Yes, they are doing a wonderful job bolting armor onto old Hummers as a stop-gap method for dealing with the current crisis in Iraq. What people need to understand is that simply bolting plates on does not make a Hummer armored. The current nomenclature for a true armored Hummer is M1114. This type of Hummer has a different engine, different suspension and is armored on all six sides. We have trucks like these that have been rocket-propelled grenaded (three in one attack alone), then attacked with IEDs (improvised explosive devices) and small arms, bringing the crew home alive and well. A bolt-on armor kit would not be able to take that kind of abuse. The suspension and drive train of the Hummers that are not M1114s do not hold up to the added weight.

What we need in theatre is more M1114s, and we need a better system to armor the larger trucks, real revisions that can take the kind of abuse this theatre dishes out on a regular basis. It is time to stop knee-jerk solutions, plan and create solutions for the changing world, stop reacting and start planning. I believe the M1114s are assembled in Mexico, and you cannot tell me that it is that hard to ramp up production.

Have a a great holiday, Gazette-Times folks!

SSG Lewis Franklin

Camp Taji, Iraq

Why trumpet good news for lupus?

It's amazing how misleading a headline can be. In the Dec. 9 article on page 6 entitled "Outlook for lupus brightens," made me wonder if the disease was making a comeback; if it was afflicting more people than before.

If the headline had said, for example: "Lupus treatment improves," or "Lupus symptoms treatable," or even, "Outlook for lupus patients brightens," I would not have been caught off guard.

It's all a matter of perspective. It reminds me of the cartoon where, as one looks through a microscope at two bacteria [one in a hospital bed, the other visiting,] one germ says to the other, "I wonder if they will ever find a cure for penicillin?"

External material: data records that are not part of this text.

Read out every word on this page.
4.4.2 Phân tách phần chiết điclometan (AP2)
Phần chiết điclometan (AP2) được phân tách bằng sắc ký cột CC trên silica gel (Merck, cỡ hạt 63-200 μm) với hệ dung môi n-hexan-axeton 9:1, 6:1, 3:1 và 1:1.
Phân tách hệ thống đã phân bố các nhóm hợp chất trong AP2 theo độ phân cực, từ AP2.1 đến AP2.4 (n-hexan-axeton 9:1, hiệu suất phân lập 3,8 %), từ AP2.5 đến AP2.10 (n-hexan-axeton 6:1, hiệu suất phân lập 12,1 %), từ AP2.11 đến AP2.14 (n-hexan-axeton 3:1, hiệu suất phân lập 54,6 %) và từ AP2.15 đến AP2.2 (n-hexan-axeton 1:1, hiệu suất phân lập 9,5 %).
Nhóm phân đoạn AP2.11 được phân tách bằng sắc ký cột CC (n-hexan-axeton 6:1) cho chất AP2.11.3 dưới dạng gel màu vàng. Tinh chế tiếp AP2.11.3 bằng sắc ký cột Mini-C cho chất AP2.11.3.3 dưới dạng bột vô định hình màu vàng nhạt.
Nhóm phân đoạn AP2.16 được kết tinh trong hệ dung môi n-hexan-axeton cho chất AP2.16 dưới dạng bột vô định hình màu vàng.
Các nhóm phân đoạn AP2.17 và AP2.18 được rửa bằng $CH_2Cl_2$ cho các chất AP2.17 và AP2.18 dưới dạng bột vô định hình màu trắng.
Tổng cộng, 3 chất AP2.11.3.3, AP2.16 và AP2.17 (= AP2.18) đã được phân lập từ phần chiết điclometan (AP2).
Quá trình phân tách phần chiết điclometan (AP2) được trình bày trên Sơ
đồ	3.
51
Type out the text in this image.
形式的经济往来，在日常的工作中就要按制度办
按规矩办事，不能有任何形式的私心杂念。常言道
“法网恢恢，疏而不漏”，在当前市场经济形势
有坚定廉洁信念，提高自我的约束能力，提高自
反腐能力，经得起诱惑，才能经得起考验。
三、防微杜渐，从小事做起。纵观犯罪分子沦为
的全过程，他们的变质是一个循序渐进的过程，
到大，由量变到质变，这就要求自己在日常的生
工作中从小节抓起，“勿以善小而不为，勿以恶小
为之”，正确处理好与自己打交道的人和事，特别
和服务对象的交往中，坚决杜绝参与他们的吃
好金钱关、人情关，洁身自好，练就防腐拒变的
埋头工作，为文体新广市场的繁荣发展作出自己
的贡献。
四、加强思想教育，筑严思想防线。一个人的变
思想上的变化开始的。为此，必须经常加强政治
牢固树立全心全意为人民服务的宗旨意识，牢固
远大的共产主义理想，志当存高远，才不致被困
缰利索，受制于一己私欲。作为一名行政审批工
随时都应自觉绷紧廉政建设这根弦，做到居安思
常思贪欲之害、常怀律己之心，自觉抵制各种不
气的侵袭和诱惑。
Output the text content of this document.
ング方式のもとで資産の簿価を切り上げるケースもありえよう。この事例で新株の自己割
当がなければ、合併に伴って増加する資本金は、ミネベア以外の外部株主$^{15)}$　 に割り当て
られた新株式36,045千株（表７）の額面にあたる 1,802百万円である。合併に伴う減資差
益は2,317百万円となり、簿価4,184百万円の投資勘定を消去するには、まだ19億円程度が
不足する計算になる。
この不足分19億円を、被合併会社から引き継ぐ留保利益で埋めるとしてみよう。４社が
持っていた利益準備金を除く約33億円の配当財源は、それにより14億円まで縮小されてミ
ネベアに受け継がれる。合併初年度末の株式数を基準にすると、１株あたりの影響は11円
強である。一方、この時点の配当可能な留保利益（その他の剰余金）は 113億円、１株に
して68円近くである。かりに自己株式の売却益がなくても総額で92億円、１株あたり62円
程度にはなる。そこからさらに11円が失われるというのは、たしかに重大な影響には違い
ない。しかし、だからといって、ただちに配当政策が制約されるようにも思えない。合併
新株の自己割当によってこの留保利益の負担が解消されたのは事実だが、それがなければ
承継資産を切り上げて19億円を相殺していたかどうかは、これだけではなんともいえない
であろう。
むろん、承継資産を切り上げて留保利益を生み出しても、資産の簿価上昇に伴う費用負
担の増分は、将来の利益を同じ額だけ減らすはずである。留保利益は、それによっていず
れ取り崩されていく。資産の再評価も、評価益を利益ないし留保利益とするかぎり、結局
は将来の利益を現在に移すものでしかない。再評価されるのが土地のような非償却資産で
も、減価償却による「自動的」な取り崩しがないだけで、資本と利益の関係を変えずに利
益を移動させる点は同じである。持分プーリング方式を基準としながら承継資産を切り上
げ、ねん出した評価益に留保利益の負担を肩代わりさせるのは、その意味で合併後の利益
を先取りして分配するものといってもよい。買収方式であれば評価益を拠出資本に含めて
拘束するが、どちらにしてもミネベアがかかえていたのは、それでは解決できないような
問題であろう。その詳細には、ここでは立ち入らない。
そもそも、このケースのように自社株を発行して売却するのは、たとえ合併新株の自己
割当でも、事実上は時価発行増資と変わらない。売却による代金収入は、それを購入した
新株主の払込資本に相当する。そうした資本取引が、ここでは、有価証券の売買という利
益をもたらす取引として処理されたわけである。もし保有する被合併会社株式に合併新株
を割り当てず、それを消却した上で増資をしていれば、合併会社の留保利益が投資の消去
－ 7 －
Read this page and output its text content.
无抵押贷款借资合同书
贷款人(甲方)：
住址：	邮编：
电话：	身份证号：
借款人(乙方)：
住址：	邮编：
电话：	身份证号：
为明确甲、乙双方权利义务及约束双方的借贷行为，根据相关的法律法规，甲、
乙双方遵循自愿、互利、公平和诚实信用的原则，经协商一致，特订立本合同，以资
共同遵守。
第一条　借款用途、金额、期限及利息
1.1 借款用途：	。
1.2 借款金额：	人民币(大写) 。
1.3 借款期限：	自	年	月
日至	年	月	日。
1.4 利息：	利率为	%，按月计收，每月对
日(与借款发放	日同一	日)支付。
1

Long live the English language!

M. Boyd Wilcox

Corvallis

Love more than black and white

We are writing in response to Mary Ann Albright's Dec. 12 article, "Love sees no color."

Mixed Media Watch is a grassroots coalition we started that works to promote more realistic, three-dimensional portrayals of mixed race people, couples and families in the media.

While it was nice to see a positive portrayal of interracial relationships in Ms. Albright's article, we were disappointed that she only featured couples in which one partner is black, and the other is white.

We hope that in any future articles about interracial couples, your newspaper will reflect the far more diverse reality of the mixed race community. While only 6 percent of African-American husbands and 2 percent of African-American wives are in interracial marriages, the intermarriage rate among other groups is much, much higher. In the case of Japanese-American women, for example, 49 percent are married to non-Japanese-American men.

And interracial marriages don't happen only between white and non-white people - there are many couples in which both partners are people of color (e.g., Black/Asian, Latino/Black). In short, being in an interracial relationship is not just a black/white thing.

As the number of interracial couples has grown, so have the number of resources available for mixed race individuals and interracial couples and families. It is important that people recognize that support does exist. For a fairly comprehensive list of resources, please visit www.swirlinc.org, or visit us at ww.mixedmediawatch.com.

Jen Chau and Carmen Van Kerckhove

New York

Political views not easily defined

Recently, a number of people have written in giving a dictionary definition of a liberal. One of the words they use to describe a liberal is tolerant. Tolerant and liberal? It's hard to even use them in the same sentence. More like tolerant if you are of the same opinion and hate the same people. By the way, don't think I give the conservatives a pass on this, either.